From: Alfred M. Szmidt
Subject: Re: Confused about LGPL terms - can you help?
Date: Wed, 8 Nov 2006 14:53:40 +0100 (CET)

   If I understand the spirit of LGPL correctly (as laid out in its
   preamble), its aim is to facilitate the use of open-source
   libraries even in commercial products, without loosing its
   open-source property.

Both the GPL and LGPL can be used with commercial productes.  Not
being able to charge a fee for distribution of a work will infact make
the license a non-free software license.

The point of the Lesser GPL is to allow libraries that are licensed
under the LGPL to allow non-free programs to use them.

   ---------- START QUOTE ---------
   Can I use LAME in my commercial program?

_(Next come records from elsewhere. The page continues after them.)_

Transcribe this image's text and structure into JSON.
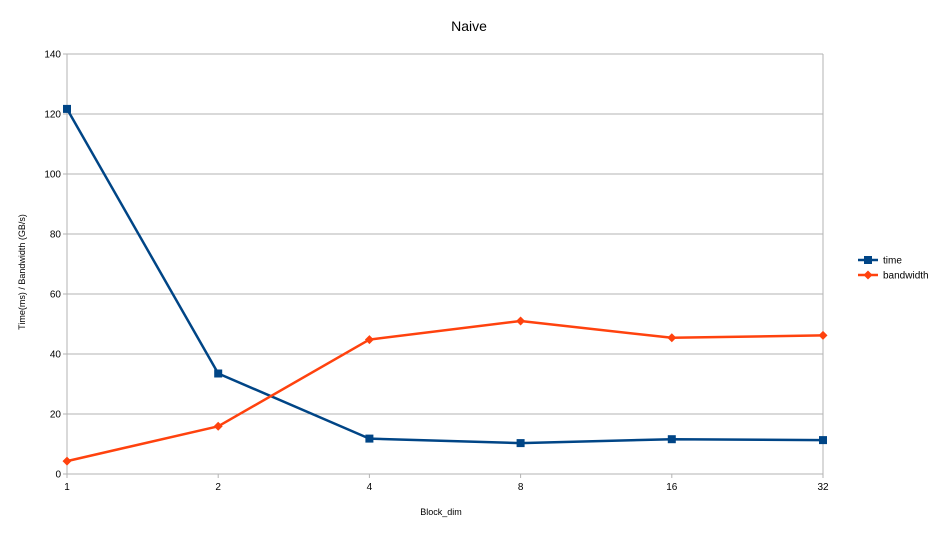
{
  "chart_data": {
    "type": "line",
    "title": "Naive",
    "xlabel": "Block_dim",
    "ylabel": "Time(ms) / Bandwidth (GB/s)",
    "categories": [
      "1",
      "2",
      "4",
      "8",
      "16",
      "32"
    ],
    "ylim": [
      0,
      140
    ],
    "yticks": [
      0,
      20,
      40,
      60,
      80,
      100,
      120,
      140
    ],
    "grid": true,
    "legend_position": "right",
    "series": [
      {
        "name": "time",
        "color": "#004586",
        "marker": "square",
        "values": [
          121.7,
          33.5,
          11.8,
          10.3,
          11.6,
          11.3
        ]
      },
      {
        "name": "bandwidth",
        "color": "#ff420e",
        "marker": "diamond",
        "values": [
          4.3,
          15.9,
          44.8,
          51.0,
          45.4,
          46.2
        ]
      }
    ]
  }
}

   Yes, you can, under the restrictions of the LGPL.  The easiest way
   to do this is to:

Even under the restriction of the GPL (since the LGPL allows you to
opt the GPL, section 3), or any free software license.

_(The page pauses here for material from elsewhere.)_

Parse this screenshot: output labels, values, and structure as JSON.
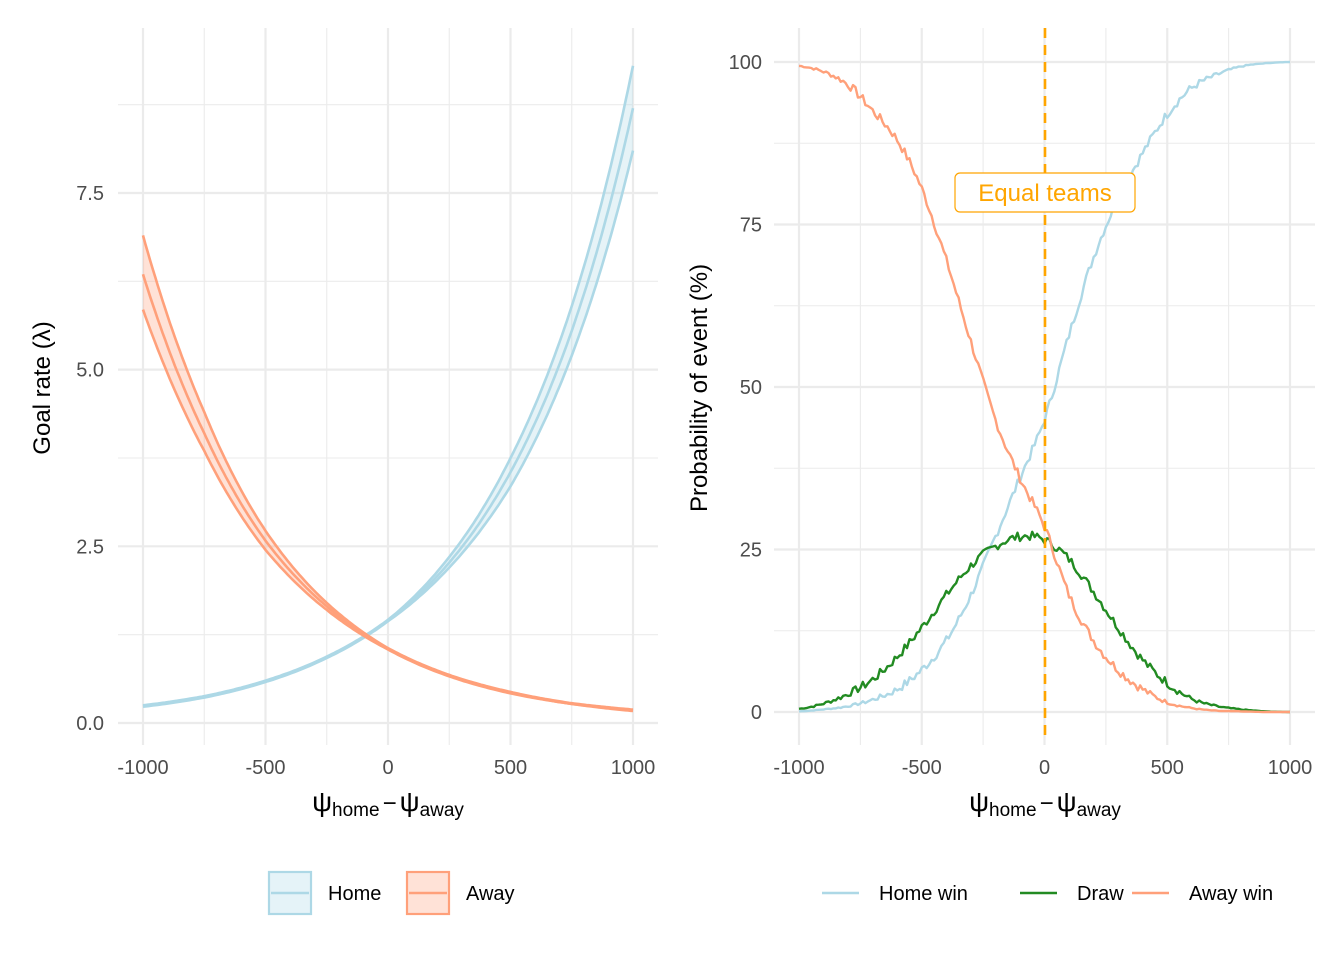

   1. Link to LAME as separate library (libmp3lame.a on unix or
      lame_enc.dll on windows)

You can link any program, even non-free ones to LAME if it is under
the LGPL.

   2. Fully acknowledge that you are using LAME, and give a link to
      our web site,

   3. If you make modifications to LAME, you *must* release these
      these modifications back to the LAME project, under the LGPL.

This is more or less correct.

   That is, if:

   1. I link to the library *dynamically* and

   2. I *do not modify* the library in any way and

   3. I fully acknowledge that I am using that library

   4. I include the library (in a DLL form) in the installation
      package (as a separate file), while offering the source code to
      that library (only), but not offering the source code to my own
      program (which calls the library)

   Do I comply with the LGPL license?